Über ihre parlamentarische Tätigkeit ist nichts bekannt. Sie muss der Worpsweder Ratsversammlung über mehrere Jahre und wahrscheinlich zwei sechsjährige Legislaturperioden angehört haben. Als im Oktober 1930 eine Gruppe um den Maler Fritz Mackensen die Auflösung der Gemeindevertretung wegen Unklarheiten im gemeindlichen Rechnungswesen forderte, wird in einem Flugblatt an alle Worpsweder Haushaltungen von den Gemeindevertretern ausdrücklich darauf hingewiesen, dass die Kunstmalerin Fräulein Emmy Meyer mit der Abfassung der Mackensen-Schrift nichts zu tun habe und die darin erhobenen Vorwürfe ausdrücklich missbillige.

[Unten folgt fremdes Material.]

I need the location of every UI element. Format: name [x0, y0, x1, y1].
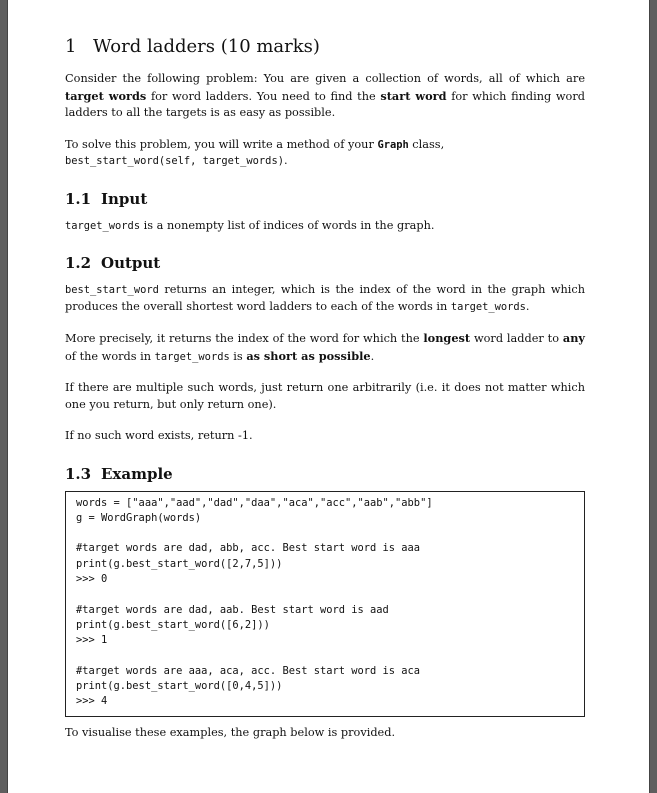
subsection-title: Output	[101, 254, 161, 272]
intro-paragraph-1	[65, 71, 585, 122]
text-span: for which finding word ladders to all the targets is as easy as possible.	[65, 89, 585, 119]
output-paragraph-2	[65, 330, 585, 365]
inline-code: target_words	[450, 300, 526, 313]
bold-text: as short as possible	[246, 348, 371, 363]
bold-text: any	[562, 331, 585, 345]
text-span: .	[283, 154, 288, 167]
subsection-heading-output	[65, 254, 585, 272]
inline-code: best_start_word	[65, 284, 159, 296]
subsection-title: Input	[101, 189, 148, 208]
section-title: Word ladders (10 marks)	[93, 36, 320, 57]
text-span: word ladder to	[470, 332, 563, 345]
output-paragraph-3: If there are multiple such words, just return one arbitrarily (i.e. it does not matter which one you return, but only return one).	[65, 381, 585, 411]
inline-code: Graph	[377, 138, 409, 151]
inline-code: best_start_word(self, target_words)	[65, 155, 284, 167]
inline-code: target_words	[65, 219, 141, 232]
text-span: is a nonempty list of indices of words in the graph.	[140, 218, 435, 232]
text-span: More precisely, it returns the index of the word for which the	[65, 332, 424, 345]
section-number: 1	[65, 36, 77, 57]
text-span: Consider the following problem: You are given a collection of words, all of which are	[65, 72, 585, 85]
subsection-heading-input	[65, 190, 585, 208]
text-span: To solve this problem, you will write a method of your	[65, 137, 378, 151]
subsection-number: 1.2	[65, 254, 92, 272]
subsection-title: Example	[101, 464, 173, 483]
output-paragraph-4: If no such word exists, return -1.	[65, 429, 253, 442]
inline-code: target_words	[154, 350, 230, 363]
subsection-number: 1.3	[65, 464, 92, 483]
intro-paragraph-2	[65, 137, 585, 170]
text-span: for word ladders. You need to find the	[146, 89, 381, 103]
document-page	[7, 0, 650, 793]
subsection-number: 1.1	[65, 189, 92, 208]
text-span: .	[370, 349, 375, 363]
section-heading	[65, 36, 585, 58]
text-span: is	[229, 349, 247, 363]
example-caption: To visualise these examples, the graph below is provided.	[65, 725, 396, 739]
subsection-heading-example	[65, 465, 585, 483]
example-code-block: words = ["aaa","aad","dad","daa","aca","acc","aab","abb"] g = WordGraph(words) #target words are dad, abb, acc. Best start word is aaa print(g.best_start_word([2,7,5])) >>> 0 #target words are dad, aab. Best start word is aad print(g.best_start_word([6,2])) >>> 1 #target words are aaa, aca, acc. Best start word is aca print(g.best_start_word([0,4,5])) >>> 4	[65, 491, 585, 717]
bold-text: start word	[380, 88, 447, 103]
document-content	[65, 36, 585, 741]
input-paragraph	[65, 218, 585, 235]
text-span: returns an integer, which is the index of the word in the graph which produces the overall shortest word ladders to each of the words in	[65, 283, 585, 313]
bold-text: target words	[65, 88, 147, 103]
text-span: of the words in	[65, 349, 155, 363]
bold-text: longest	[423, 331, 471, 345]
output-paragraph-1	[65, 282, 585, 315]
text-span: class,	[408, 137, 445, 151]
text-span: .	[525, 299, 530, 313]
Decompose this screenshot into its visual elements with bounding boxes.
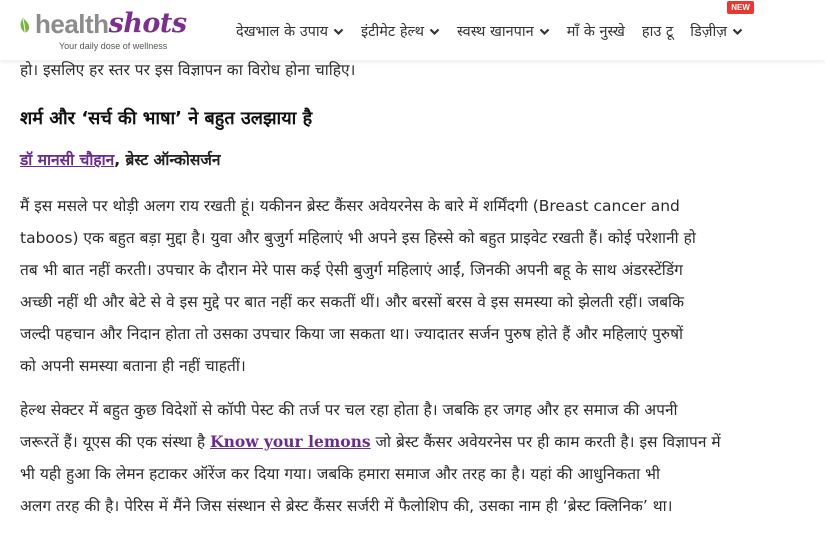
author-link[interactable]: डॉ मानसी चौहान <box>20 151 115 169</box>
nav-item-diseases[interactable] <box>690 3 750 41</box>
leaf-icon <box>18 16 33 34</box>
author-role: , ब्रेस्ट ऑन्कोसर्जन <box>114 151 221 169</box>
new-badge: NEW <box>727 1 754 14</box>
paragraph-line <box>20 426 815 458</box>
paragraph-line: को अपनी समस्या बताना ही नहीं चाहतीं। <box>20 357 246 375</box>
nav-item-label: देखभाल के उपाय <box>236 24 329 40</box>
text-span: जरूरतें हैं। यूएस की एक संस्था है <box>20 433 211 451</box>
nav-item-how-to[interactable] <box>642 21 673 41</box>
nav-item-label: स्वस्थ खानपान <box>457 24 534 40</box>
paragraph-line: अलग तरह की है। पेरिस में मैंने जिस संस्थान से ब्रेस्ट कैंसर सर्जरी में फैलोशिप की, उसका नाम ही ‘ब्रेस्ट क्लिनिक’ था। <box>20 497 673 515</box>
paragraph-line: taboos) एक बहुत बड़ा मुद्दा है। युवा और बुजुर्ग महिलाएं भी अपने इस हिस्से को बहुत प्राइवेट रखती हैं। कोई परेशानी हो <box>20 229 696 247</box>
nav-item-label: हाउ टू <box>641 24 674 40</box>
paragraph-line: तब भी बात नहीं करती। उपचार के दौरान मेरे पास कई ऐसी बुजुर्ग महिलाएं आईं, जिनकी अपनी बहू के साथ अंडरस्टेंडिंग <box>20 261 683 279</box>
section-heading: शर्म और ‘सर्च की भाषा’ ने बहुत उलझाया है <box>20 108 313 129</box>
paragraph-line: जल्दी पहचान और निदान होता तो उसका उपचार किया जा सकता था। ज्यादातर सर्जन पुरुष होते हैं और महिलाएं पुरुषों <box>20 325 684 343</box>
chevron-down-icon <box>539 28 550 36</box>
nav-item-care-tips[interactable] <box>236 21 344 41</box>
nav-item-label: इंटीमेट हेल्थ <box>361 24 425 40</box>
nav-item-label: डिज़ीज़ <box>690 24 727 40</box>
nav-item-healthy-eating[interactable] <box>457 21 550 41</box>
nav-item-label: माँ के नुस्खे <box>566 24 625 40</box>
chevron-down-icon <box>429 28 440 36</box>
nav-item-mothers-remedies[interactable] <box>567 21 625 41</box>
chevron-down-icon <box>333 28 344 36</box>
article-paragraph <box>20 394 815 522</box>
paragraph-line: अच्छी नहीं थी और बेटे से वे इस मुद्दे पर बात नहीं कर सकतीं थीं। और बरसों बरस वे इस समस्या को झेलती रहीं। जबकि <box>20 293 684 311</box>
logo-shots-text: shots <box>108 8 187 39</box>
site-logo[interactable] <box>18 8 188 54</box>
know-your-lemons-link[interactable]: Know your lemons <box>210 432 371 451</box>
article-paragraph <box>20 190 815 382</box>
nav-item-intimate-health[interactable] <box>361 21 440 41</box>
chevron-down-icon <box>732 28 743 36</box>
paragraph-line: हेल्थ सेक्टर में बहुत कुछ विदेशों से कॉपी पेस्ट की तर्ज पर चल रहा होता है। जबकि हर जगह और हर समाज की अपनी <box>20 401 678 419</box>
main-nav <box>236 0 760 60</box>
logo-tagline: Your daily dose of wellness <box>59 41 168 51</box>
text-span: जो ब्रेस्ट कैंसर अवेयरनेस पर ही काम करती है। इस विज्ञापन में <box>370 433 721 451</box>
site-header <box>0 0 825 60</box>
paragraph-line: मैं इस मसले पर थोड़ी अलग राय रखती हूं। यकीनन ब्रेस्ट कैंसर अवेयरनेस के बारे में शर्मिंदगी (Breast cancer and <box>20 197 680 215</box>
author-byline <box>20 148 221 170</box>
paragraph-line: भी यही हुआ कि लेमन हटाकर ऑरेंज कर दिया गया। जबकि हमारा समाज और तरह का है। यहां की आधुनिकता भी <box>20 465 660 483</box>
logo-health-text: health <box>35 9 109 39</box>
paragraph-fragment: हो। इसलिए हर स्तर पर इस विज्ञापन का विरोध होना चाहिए। <box>20 61 356 79</box>
logo-wordmark <box>18 8 188 38</box>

Es ist zu vermuten, dass sich Emmy Meyer mit der Machtübernahme durch die Nazis aus der Gemeindepolitik verabschiedet hat. Im Worpsweder Archiv ist neben einem Konvolut von frühen Gedichten auch eine schriftliche Polemik der Künstlerin erhalten, in der sie das Märchen vom Rotkäppchen umdeutet – bei ihr wird der böse Wolf ganz unverhohlen zu einem Nazi, der kleine unschuldige Mädchen frisst.